„Misere“ – Tödliche Musik

Über den grandiosen Thriller „Choral des Todes“ von Jean-Christophe Grangé

Von Thomas NeumannRSS-Newsfeed neuer Artikel von Thomas Neumann

Besprochene Bücher / Literaturhinweise

Ein blutiger Mord in einer Kirche in Paris eröffnet Jean-Christophe Grangés Thriller „Choral des Todes“, dessen französischer Titel „Misere“ eigentlich bezeichnender wäre, zumindest für den Kenenr klassischer Musik. Der Mord geschieht in einer Kirche, zu deren Gemeinde der pensionierte Kommissar armenischer Herkunft Lionel Kasdan gehört. Er nimmt sich des Todesfalls an, zumal die zuständigen Dienststellen nur mäßiges Interesse an der Aufklärung des Verbrechens haben. Dem tablettenabhängigen, pensionierten Kommissar steht der halb so alte, drogenabhängige und sich im Entzug befindliche Ermittler Volokine zur Seite. Er ist bei der Polizei vor allem mit Ermittlungen von Straftaten gegen Jugendliche und Kinder beschäftigt. Das Ermittlerteam verfügt über einen großen Erfahrungsschatz, umfangreiche Beziehungen im Polizeiapparat und die nötigen, schrägen Charaktereigenschaften, die für den vorliegen Fall nötig sein werden.

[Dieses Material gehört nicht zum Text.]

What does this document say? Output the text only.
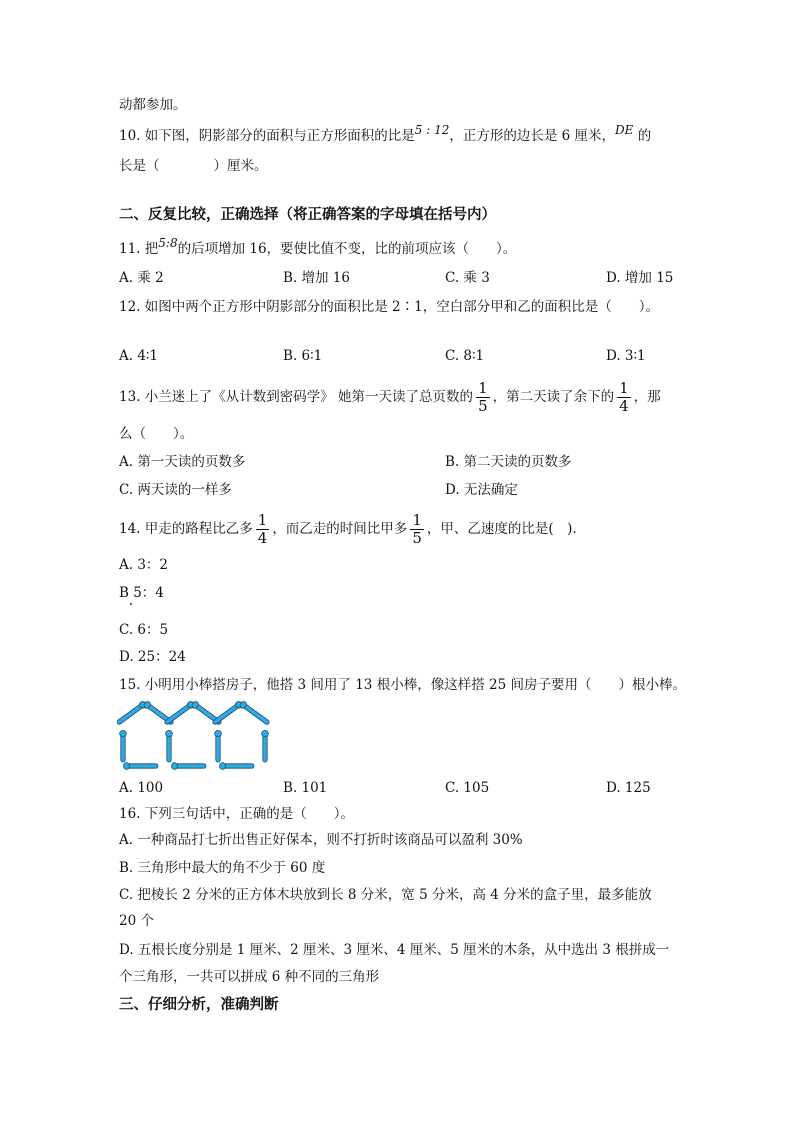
动都参加。
10. 如下图，阴影部分的面积与正方形面积的比是5 : 12，正方形的边长是 6 厘米，DE 的
长是（　　　　）厘米。
二、反复比较，正确选择（将正确答案的字母填在括号内）
11. 把5:8的后项增加 16，要使比值不变，比的前项应该（　　）。
A. 乘 2	B. 增加 16	C. 乘 3	D. 增加 15
12. 如图中两个正方形中阴影部分的面积比是 2∶1，空白部分甲和乙的面积比是（　　）。
A. 4∶1	B. 6∶1	C. 8∶1	D. 3∶1
13. 小兰迷上了《从计数到密码学》 她第一天读了总页数的 $\frac{1}{5}$ ，第二天读了余下的 $\frac{1}{4}$ ，那
么（　　）。
A. 第一天读的页数多	B. 第二天读的页数多
C. 两天读的一样多	D. 无法确定
14. 甲走的路程比乙多 $\frac{1}{4}$ ，而乙走的时间比甲多 $\frac{1}{5}$ ，甲、乙速度的比是(　).
A. 3：2
B 5：4
C. 6：5
D. 25：24
15. 小明用小棒搭房子，他搭 3 间用了 13 根小棒，像这样搭 25 间房子要用（　　）根小棒。
A. 100	B. 101	C. 105	D. 125
16. 下列三句话中，正确的是（　　）。
A. 一种商品打七折出售正好保本，则不打折时该商品可以盈利 30%
B. 三角形中最大的角不少于 60 度
C. 把棱长 2 分米的正方体木块放到长 8 分米，宽 5 分米，高 4 分米的盒子里，最多能放
20 个
D. 五根长度分别是 1 厘米、2 厘米、3 厘米、4 厘米、5 厘米的木条，从中选出 3 根拼成一
个三角形，一共可以拼成 6 种不同的三角形
三、仔细分析，准确判断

Weitere Morde geschehen. Man stellt eine ungewöhnliche Mordwaffe fest – die allein schon die Lektüre für den ambitionierten Krimifreund rechtfertigt –, kommt auf die Spur einer vermeintlichen Gruppe von Tätern und stellt aufgrund der Spuren an den Tatorten fest, dass es sich um Kinder handeln könnte. Bei den Opfern stößt man auf Beziehungen zum chilenischen Militärregime, das sich nach dem Sturz von Allende 1973 etabliert hatte. Grangé greift tief in die historische und zeitgeschichtliche Kiste, geht auf die Unterstützung Chiles durch Frankreich ein, die militärische Berater zur Unterstützung des Regimes geschickt hatten, welche sich vor allem durch eine Professionalisierung der Foltermethoden in Chile hervortaten. Dass dabei auch die intensiven Verbindungen zwischen chilenischem Militär und ehemaligen deutschen Nationalsozialisten thematisiert werden, erscheint nur auf den ersten Blick befremdlich. Grangé nimmt auf die von dem Deutschen Paul Schäfer in Chile begründete „Colonia Dignidad“ Bezug, schildert deren Vergangenheit und vor allem deren gegenwärtige Aktivitäten. Dass er sich bei diesen Beschreibungen vielleicht gar nicht so sehr im Bereich der Fiktion bewegt, wird dem Leser erst deutlich, wenn er sich über den historischen und zeitgeschichtlichen Kontext informiert.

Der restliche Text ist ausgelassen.